Tenía pésimo carácter, era manipulador y lo odiaban casi todos lo que habían trabajado con él, con Andy Warhol a la cabeza. Sin embargo, ninguno de ellos podía dejar de reconocer la dimensión extraordinaria de su obra, su cualidad única para lograr que la poesía, el rock y la vanguardia musical salieran juntos a dar un paseo por el lado salvaje de Nueva York, del mundo, de la vida. Lou Reed, que falleció ayer a los 71 años por causas todavía no determinadas –-había sido sometido a un trasplante de hígado en mayo pasado– fue eso y mucho más, en cinco décadas de carrera que transformaron no sólo al rock sino a la cultura occidental toda. Sin Velvet Underground, la banda que lideró a fines de los ’60, no podría siquiera imaginarse al glam, al punk ni al rock alternativo. Así de monumental fue la influencia de Reed, poeta del rock y rockero poético. Y así lo reconocieron siempre David Bowie, Kraftwerk, Luca Prodan, los Strokes, los Ramones, U2, Iggy Pop, Patti Smith, Duran Duran, Television, R.E.M., Sonic Youth, Pixies y Morrissey, entre muchísimos otros colegas.

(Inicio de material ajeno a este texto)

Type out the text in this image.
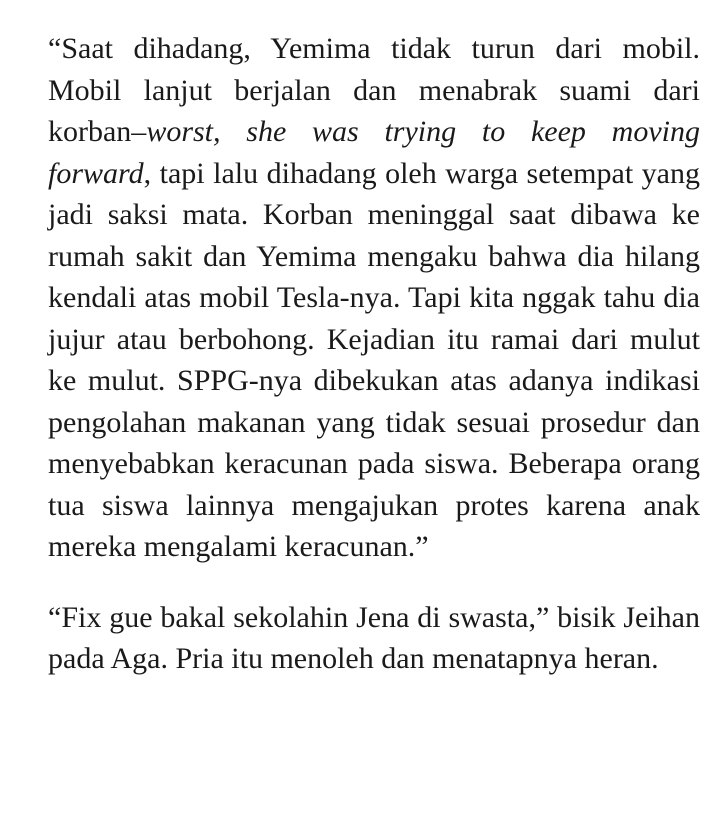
“Saat dihadang, Yemima tidak turun dari mobil. Mobil lanjut berjalan dan menabrak suami dari korban–worst, she was trying to keep moving forward, tapi lalu dihadang oleh warga setempat yang jadi saksi mata. Korban meninggal saat dibawa ke rumah sakit dan Yemima mengaku bahwa dia hilang kendali atas mobil Tesla-nya. Tapi kita nggak tahu dia jujur atau berbohong. Kejadian itu ramai dari mulut ke mulut. SPPG-nya dibekukan atas adanya indikasi pengolahan makanan yang tidak sesuai prosedur dan menyebabkan keracunan pada siswa. Beberapa orang tua siswa lainnya mengajukan protes karena anak mereka mengalami keracunan.”

“Fix gue bakal sekolahin Jena di swasta,” bisik Jeihan pada Aga. Pria itu menoleh dan menatapnya heran.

Así de enorme, también, es el agujero que deja su fallecimiento en los corazones de miles de seguidores en todo el mundo: la relación con la obra de Reed casi nunca podía ser casual, más allá de que haya tenido algunas canciones que sonaron en las radios. Con él había que ir a lo profundo, dejar que sus palabras lacerantes volvieran a cortar esa llaga mal cicatrizada, hacer propios dolores ajenos como forma de aprendizaje, sufrir y gozar los latigazos, asomarse (desde lejos, en lo posible) a los abismos del suicidio y la adicción, sentir el desgarro de que te arranquen a un hijo de las manos, percibir la espada de Damocles del cáncer sobre tu cabeza, enamorarse de la persona más equivocada posible, teñir de nostalgia un día perfecto, tener sexo en los lugares más cochambrosos, dejar correr la adrenalina del que va a pegar drogas a los barrios bajos, meterse en las orgías más zarpadas... Reed lograba eso con sus canciones. Y no precisaba mirar desde un púlpito ni pretender identificaciones vacuas: era un tipo culto que escribía desde las tripas, como pocos lo han hecho en la historia del rock.Antes de formatear buena parte de la música contemporánea con el primer álbum de The Velvet Underground, Lou Reed ya había pagado derecho de piso en el mundo de las letras y en el de las melodías. Nacido en Brooklyn el 2 de marzo de 1942, Lewis Allan
Reed se crió en el seno de una típica familia judía de clase media y aprendió a tocar la guitarra por el interés que le despertaban las canciones que escuchaba por la radio. Como al personaje de su canción “Rock’n’roll”, lo que se colaba por el éter le salvó la vida. Y después, cuando se fue a estudiar literatura a la Universidad de Syracuse –donde tuvo como mentor al poeta Delmore Schwartz–, primero se propuso ser escritor, pero enseguida descubrió que podía hacer que las canciones dijeran algo más que “nena, ¿quieres bailar?”. “Pensé que todos los compositores sólo escribían sobre una pequeñísima parte de la experiencia humana”, contó Reed. “Considerando que un disco podía ser como una novela, podías escribir sobre otras cosas. Era tan obvio que me maravillaba que no estuviera haciéndolo todo el mundo. ¡Agarremos Crimen y castigo y convirtámoslo en una canción de rock and roll!”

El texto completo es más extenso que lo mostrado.